Witajcie z rana!
Pixelek wczoraj wieczorem uraczył się chrupkami Profilum, przy czym zjadł całą garść, a w nocy znowu sobie podgryzał. Oprócz tego kilka strzykawek Gerberka, który bardzo Mu smakuje - gdzie to wszystko się mieści?

Nad ranem przyszedł do mnie i po raz pierwszy włączył traktorek - ale głośno mruczy

Trochę gorzej z toaletą - wczoraj rano obsiusiał mnie, a wieczorem nalał na łóżko. Będziemy musieli nad tym popracować.
Wet ocenił małego na około 6-7 tygodni. Waga 0,7 kg. Jak się wyśpi i sobie podje, bryka jak nakręcony
Rodzinka na balkonie chyba nieźle.
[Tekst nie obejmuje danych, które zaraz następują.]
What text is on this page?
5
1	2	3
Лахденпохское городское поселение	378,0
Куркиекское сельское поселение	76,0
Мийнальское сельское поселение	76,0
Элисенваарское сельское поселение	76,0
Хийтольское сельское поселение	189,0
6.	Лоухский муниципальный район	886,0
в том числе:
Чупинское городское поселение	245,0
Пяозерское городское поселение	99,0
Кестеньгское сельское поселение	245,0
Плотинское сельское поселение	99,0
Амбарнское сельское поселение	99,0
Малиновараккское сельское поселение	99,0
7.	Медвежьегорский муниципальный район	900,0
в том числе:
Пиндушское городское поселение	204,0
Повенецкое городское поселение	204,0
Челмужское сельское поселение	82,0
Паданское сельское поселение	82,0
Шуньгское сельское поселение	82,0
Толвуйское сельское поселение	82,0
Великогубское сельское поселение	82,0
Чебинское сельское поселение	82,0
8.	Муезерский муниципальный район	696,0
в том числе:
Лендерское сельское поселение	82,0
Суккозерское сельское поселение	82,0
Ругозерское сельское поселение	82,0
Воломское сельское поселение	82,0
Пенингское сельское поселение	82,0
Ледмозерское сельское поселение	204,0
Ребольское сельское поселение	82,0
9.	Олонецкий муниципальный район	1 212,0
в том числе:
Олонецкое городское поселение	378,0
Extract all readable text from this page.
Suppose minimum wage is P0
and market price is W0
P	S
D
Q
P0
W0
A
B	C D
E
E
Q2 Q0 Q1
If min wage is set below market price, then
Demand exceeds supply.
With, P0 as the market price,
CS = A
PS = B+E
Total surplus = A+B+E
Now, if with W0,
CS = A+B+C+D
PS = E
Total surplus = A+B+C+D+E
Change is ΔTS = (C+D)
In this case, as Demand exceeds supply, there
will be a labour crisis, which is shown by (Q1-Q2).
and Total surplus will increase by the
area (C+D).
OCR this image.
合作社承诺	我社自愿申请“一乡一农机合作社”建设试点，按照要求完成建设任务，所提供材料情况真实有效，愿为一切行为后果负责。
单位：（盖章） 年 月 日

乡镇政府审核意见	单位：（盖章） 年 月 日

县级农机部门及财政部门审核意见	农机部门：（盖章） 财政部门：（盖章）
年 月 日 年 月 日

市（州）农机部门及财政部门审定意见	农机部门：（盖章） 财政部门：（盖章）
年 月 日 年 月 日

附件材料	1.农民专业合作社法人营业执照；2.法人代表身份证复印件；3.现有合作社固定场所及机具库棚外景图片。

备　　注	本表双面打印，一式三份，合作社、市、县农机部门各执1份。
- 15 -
Spróbuję dziś któregoś złapać.
A z tymi telefonami to jakaś dziwna sprawa. Ja nie wyłączałam komórki na noc, więc dziwne, że SMS nie doszedł. Z kolei jak dzwoniłam do Ciebie Gosiu wczoraj rano, to za pierwszym razem usłyszłam komunikat, że abonent niedostępny. Dopiero za drugim razem włączyła się poczta głosowa.